J'ai pu en faire l'expérience de très près : mon fils, qui est footballeur professionnel, s'est gravement blessé au genou pendant un match. Il a été évacué du terrain sur une civière et m'a dit plus tard : « Maman, j'avais vraiment l'impression que ma jambe ne m'appartenait plus. » Il a dû être opéré et, à ce moment-là, j'étais extrêmement reconnaissante envers la médecine occidentale. Sa jambe a été remise en place, les os et les ligaments ont été réparés, et il a suivi une rééducation pendant 9 mois, plusieurs heures par jour, pour retrouver son niveau.
Les opérations peuvent sauver des vies. Elles permettent de réparer les os, les tendons et les tissus, de corriger les anomalies et d'éviter d'autres dommages. Mais la reconstruction physique n'est qu'une partie du processus de guérison. Le corps doit également se réorienter en interne, restaurer son espace interne et retrouver ainsi sa coordination profonde et son intelligence.
Au bout de ces 9 mois, quelque chose n'allait toujours pas avec son genou. Quelque chose ne circulait pas.

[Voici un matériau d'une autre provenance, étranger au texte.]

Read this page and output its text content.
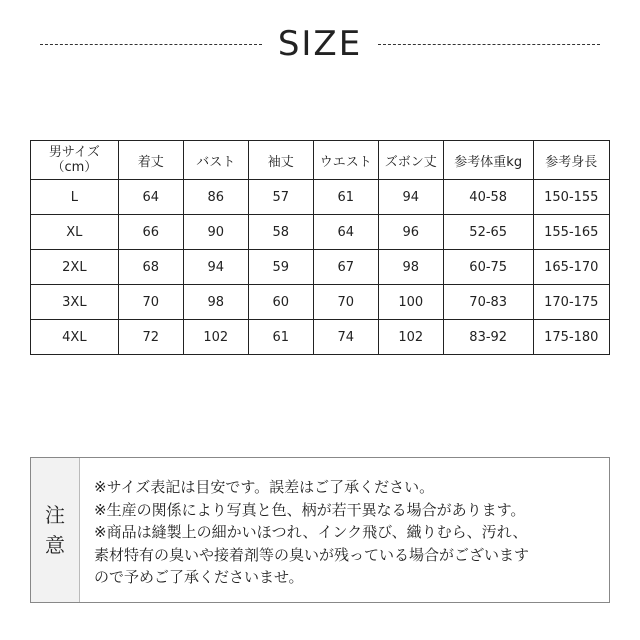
SIZE
男サイズ
（cm）	着丈	バスト	袖丈	ウエスト	ズボン丈	参考体重kg	参考身長
L	64	86	57	61	94	40-58	150-155
XL	66	90	58	64	96	52-65	155-165
2XL	68	94	59	67	98	60-75	165-170
3XL	70	98	60	70	100	70-83	170-175
4XL	72	102	61	74	102	83-92	175-180
注
意
※サイズ表記は目安です。誤差はご了承ください。
※生産の関係により写真と色、柄が若干異なる場合があります。
※商品は縫製上の細かいほつれ、インク飛び、織りむら、汚れ、
素材特有の臭いや接着剤等の臭いが残っている場合がございます
ので予めご了承くださいませ。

À ma demande, il a été traité par l'un de mes professeurs, un thérapeute de renommée internationale avec trente ans d'expérience, qui donnait justement à ce moment-là un atelier dans mon école sur le travail corporel et son impact sur le choc et le traumatisme. Après la séance, il a dit quelque chose que je n'oublierai jamais :
« Marjan, chirurgicalement, tout est parfait. Mais énergétiquement, sa jambe était toujours là où Toon l'avait sentie au moment de la blessure. »
C'est là que le shiatsu entre en jeu. Car une opération recoud les structures, mais la guérison se fait dans l'espace entre elles. Et c'est exactement ce que fait le shiatsu. Il rassemble les parties du corps. Il rétablit l'orientation intérieure, la coordination et la communication qui sont perdues lors d'un traumatisme, d'un choc, d'un accident ou d'une opération.
La chirurgie répare une jambe. Le shiatsu rétablit la connexion de la jambe avec le reste du corps et, j'ose le dire, avec l'esprit.

 

L'espace est le remède le plus naturel qui soit, et c'est précisément ce qui manque.

Notre corps est conçu pour se réparer lui-même. Mais l'auto-guérison ne peut avoir lieu que lorsqu' il y a suffisamment d'espace ; de l'espace pour bouger, circuler, ressentir et respirer.
Le shiatsu redonne cet espace. Et lorsque l'espace revient, l'énergie recommence à circuler.
Lorsque l'énergie circule, les blocages disparaissent. Lorsque les blocages disparaissent, la douleur diminue. Et lorsque la douleur diminue, la place pour la vie revient.
Le shiatsu est un élément essentiel de la guérison et/ou du rétablissement. Vu sous cet angle, c'est précisément cette facette qui manque au processus de soins. Pourquoi ? Parce qu'il se concentre sur l'espace entre les tissus, là où le corps et l'esprit se rencontrent et où la guérison devient possible. »

 

[1]   Marjan Ledent est praticienne de shiatsu. Elle a son cabinet et son école – A Touch of Shiatsu, dont elle est à la fois enseignante et directrice – à Zichem. Elle est administrateur de la FBS.